Tuesday, October 6, 2009

Tropical Explosion Tuesday

I loathe Tuesdays. I have ever since middle school, when I figured out that they usually fall when you are already ready for the weekend, yet it feels the the work/school week will go on forever. The fresh motivation of Monday is long gone. Fridays are obviously always great, because you've already checked out by noon, and Thursdays have that great energy of getting lots done to wrap up your week and the anticipation of the weekend. Tuesdays are the red-headed stepchild of the work week. Plus, crappy things tend to happen. Today was no exception - I left my gym clothes at home on accident, so my lunch break was spent driving back and forth - 40 minutes round trip. BUT there was a little nugget of goodness in my day: the amazing dinner I had the forethought to make on Sunday!

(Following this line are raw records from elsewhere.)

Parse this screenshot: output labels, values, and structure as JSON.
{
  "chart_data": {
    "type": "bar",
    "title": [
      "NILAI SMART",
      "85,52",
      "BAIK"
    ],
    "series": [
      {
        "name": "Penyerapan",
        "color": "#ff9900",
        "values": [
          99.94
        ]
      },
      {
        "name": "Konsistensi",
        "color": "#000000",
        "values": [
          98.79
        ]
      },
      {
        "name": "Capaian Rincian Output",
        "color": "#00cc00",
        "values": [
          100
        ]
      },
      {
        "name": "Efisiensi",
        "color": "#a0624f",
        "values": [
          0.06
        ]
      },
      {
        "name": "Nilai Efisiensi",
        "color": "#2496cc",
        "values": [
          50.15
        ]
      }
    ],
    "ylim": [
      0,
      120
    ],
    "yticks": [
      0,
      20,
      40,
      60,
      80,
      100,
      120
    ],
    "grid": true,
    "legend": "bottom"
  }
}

You see, Sunday I kind of went into domestic-goddess-on-crack mode, which I do from time to time. I made enough food for about five meals, much of which we are consuming over the course of this week. This was one of the dishes I crafted. It was modified from a recipe in this book, my collegiate cooking staple. I served it with quinoa and grilled pineapple, and it was purely orgasmic. And, as a pleasant surprise - really really healthy!


Lindsay's Jamaican Black Bean Pot

Ingredients
-2 cans black beans, drained and rinsed (or rehydrated equivalent)
-2 T. olive oil
-1 c. onion, chopped
-2 garlic cloves, chopped
-2 t. mustard powder
-1.5 T. molasses (use 1 T. if you use blackstrap)
-3 T. brown sugar
-2 t. dried thyme
-1 t. dried chili flakes
-1 red bell pepper, chopped
-1 big-ass sweet potato, diced
-1/2 c. veggie broth or water
-S & P

1. Preheat the oven to 350 F
2. Heat the oil in a saucepan over med-low heat and add the onion and garlic. Sautee for five minutes, until softened - no browning/burning!
3. Add the spices, molasses, and sugar. Cook for one minute, stirring to thoroughly combine everything. Stir in the black beans until combined, then dump everything in a nice casserole dish (ideally with a lid).
3. Stir in the pepper and sweet potato and mix well. Add the veggie broth, cover with lid or foil, and cook for 45 minutes.

Serve with a tasty grain (I highly recommend quinoa, or brown rice) and grilled pineapple or peaches.

Here's how I grilled my pineapple: slice yourself some fresh pineapple rings about 1" thick, then cut those in half. Brush both sides of each slice with some oil. Place on a pre-heated grill (about medium heat), arranged for optimal grill marks. It's key to make sure the grill isn't on full-blast, because you kind of want to slow cook the fruit to allow the sugars to caramelize. Leave alone for about five minutes, then come back and turn. After another five minutes, you're done!